Effect example 2 population test

1. Grouping

The allergic rhinitis patients are divided into two groups, namely a positive control group and a yellow-butyl group, and 20 patients respectively. The Western diagnosis standard of allergic rhinitis refers to the diagnosis standard in the guidance 2015 for diagnosis and treatment of allergic rhinitis.

2. Medicine

Triamcinolone acetonide nasal spray (Jiangxi Zhenshiming pharmaceutical Co., Ltd., lot No. 191104) was used for the positive control group, and a self-made nasal spray (containing eugenol and total saponins of Astragalus membranaceus, prepared by the method of example 1) was used for the butylbenzene group.

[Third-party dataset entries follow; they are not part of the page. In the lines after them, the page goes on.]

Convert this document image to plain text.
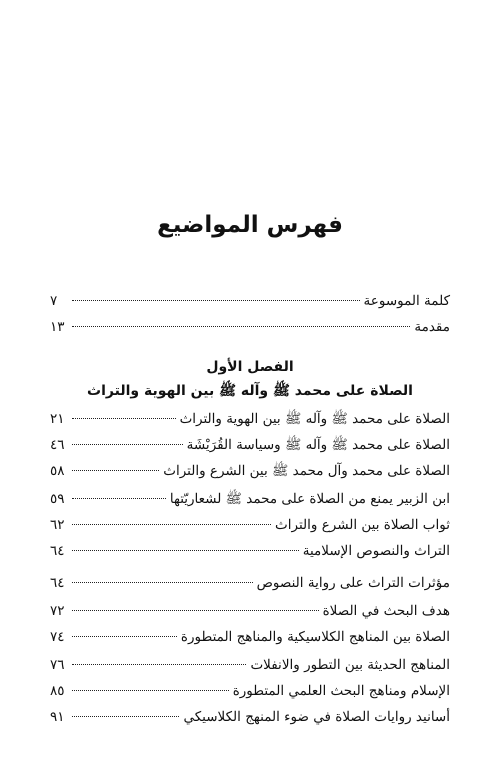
فهرس المواضيع
كلمة الموسوعة
٧
مقدمة
١٣
الفصل الأول
الصلاة على محمد ﷺ وآله ﷺ بين الهوية والتراث
الصلاة على محمد ﷺ وآله ﷺ بين الهوية والتراث
٢١
الصلاة على محمد ﷺ وآله ﷺ وسياسة القُرَيْشَة
٤٦
الصلاة على محمد وآل محمد ﷺ بين الشرع والتراث
٥٨
ابن الزبير يمنع من الصلاة على محمد ﷺ لشعاريّتها
٥٩
ثواب الصلاة بين الشرع والتراث
٦٢
التراث والنصوص الإسلامية
٦٤
مؤثرات التراث على رواية النصوص
٦٤
هدف البحث في الصلاة
٧٢
الصلاة بين المناهج الكلاسيكية والمناهج المتطورة
٧٤
المناهج الحديثة بين التطور والانفلات
٧٦
الإسلام ومناهج البحث العلمي المتطورة
٨٥
أسانيد روايات الصلاة في ضوء المنهج الكلاسيكي
٩١
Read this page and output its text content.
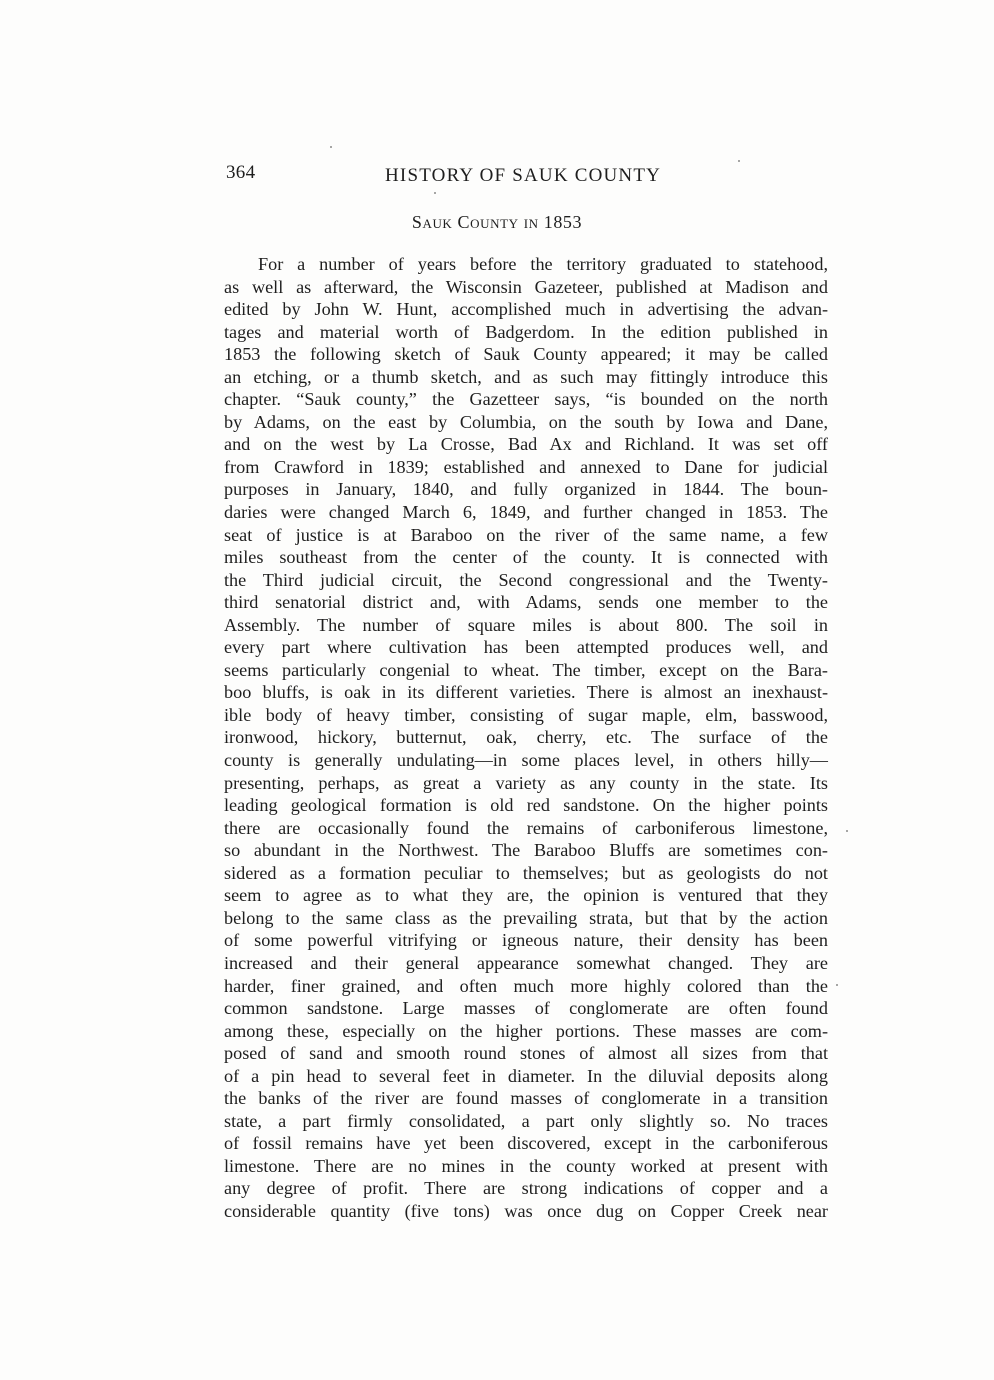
364	HISTORY OF SAUK COUNTY
Sauk County in 1853
For a number of years before the territory graduated to statehood,
as well as afterward, the Wisconsin Gazeteer, published at Madison and
edited by John W. Hunt, accomplished much in advertising the advan-
tages and material worth of Badgerdom. In the edition published in
1853 the following sketch of Sauk County appeared; it may be called
an etching, or a thumb sketch, and as such may fittingly introduce this
chapter. “Sauk county,” the Gazetteer says, “is bounded on the north
by Adams, on the east by Columbia, on the south by Iowa and Dane,
and on the west by La Crosse, Bad Ax and Richland. It was set off
from Crawford in 1839; established and annexed to Dane for judicial
purposes in January, 1840, and fully organized in 1844. The boun-
daries were changed March 6, 1849, and further changed in 1853. The
seat of justice is at Baraboo on the river of the same name, a few
miles southeast from the center of the county. It is connected with
the Third judicial circuit, the Second congressional and the Twenty-
third senatorial district and, with Adams, sends one member to the
Assembly. The number of square miles is about 800. The soil in
every part where cultivation has been attempted produces well, and
seems particularly congenial to wheat. The timber, except on the Bara-
boo bluffs, is oak in its different varieties. There is almost an inexhaust-
ible body of heavy timber, consisting of sugar maple, elm, basswood,
ironwood, hickory, butternut, oak, cherry, etc. The surface of the
county is generally undulating—in some places level, in others hilly—
presenting, perhaps, as great a variety as any county in the state. Its
leading geological formation is old red sandstone. On the higher points
there are occasionally found the remains of carboniferous limestone,
so abundant in the Northwest. The Baraboo Bluffs are sometimes con-
sidered as a formation peculiar to themselves; but as geologists do not
seem to agree as to what they are, the opinion is ventured that they
belong to the same class as the prevailing strata, but that by the action
of some powerful vitrifying or igneous nature, their density has been
increased and their general appearance somewhat changed. They are
harder, finer grained, and often much more highly colored than the
common sandstone. Large masses of conglomerate are often found
among these, especially on the higher portions. These masses are com-
posed of sand and smooth round stones of almost all sizes from that
of a pin head to several feet in diameter. In the diluvial deposits along
the banks of the river are found masses of conglomerate in a transition
state, a part firmly consolidated, a part only slightly so. No traces
of fossil remains have yet been discovered, except in the carboniferous
limestone. There are no mines in the county worked at present with
any degree of profit. There are strong indications of copper and a
considerable quantity (five tons) was once dug on Copper Creek near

The nasal sprays were applied 3 times per day in the morning, at noon and evening, and 2 sprays per nostril. The treatment course is 2 weeks.

3. Evaluation criteria

Refer to the diagnosis and treatment principles and recommended protocol of allergic rhinitis (2004, Lanzhou) to determine the therapeutic efficacy. And (3) curing: the symptoms completely disappeared, and the symptom score was 0; the effect is shown: the reduction of symptom score is more than or equal to 65%; the method has the following advantages: the reduction of symptom score is 26-65%; and (4) invalidation: the reduction in symptom score is less than or equal to 25%.

4. Statistical treatment

Statistical analysis is carried out by using SPSS 24.0 software, the measurement data are expressed by mean plus or minus standard deviation, the comparison among groups is carried out by using an independent sample t test, the counting data are expressed by percentage (%) and are statistically significant by using chi-square test, and the difference is P < 0.05.

5. Results

Comparison of clinical efficacy in two groups of patients

The butyl yellow group has quick response, and can take effect 1-3 minutes after being sprayed;

after 2 weeks of treatment, the total effective rate of the yellow-tinged group is 95%, the positive control group is 85%, particularly in the aspect of cure rate, the yellow-tinged group is obviously superior to the positive control group, and the difference has statistical significance (P is less than 0.05). See table 2.

TABLE 2 results of clinical efficacy of the positive control group and the Dinghuang group

P <0.05 compared to positive control group.

The above embodiments are preferred embodiments of the present invention, but the present invention is not limited to the above embodiments, and any other changes, modifications, substitutions, combinations, and simplifications which do not depart from the spirit and principle of the present invention should be construed as equivalents thereof, and all such changes, modifications, substitutions, combinations, and simplifications are intended to be included in the scope of the present invention.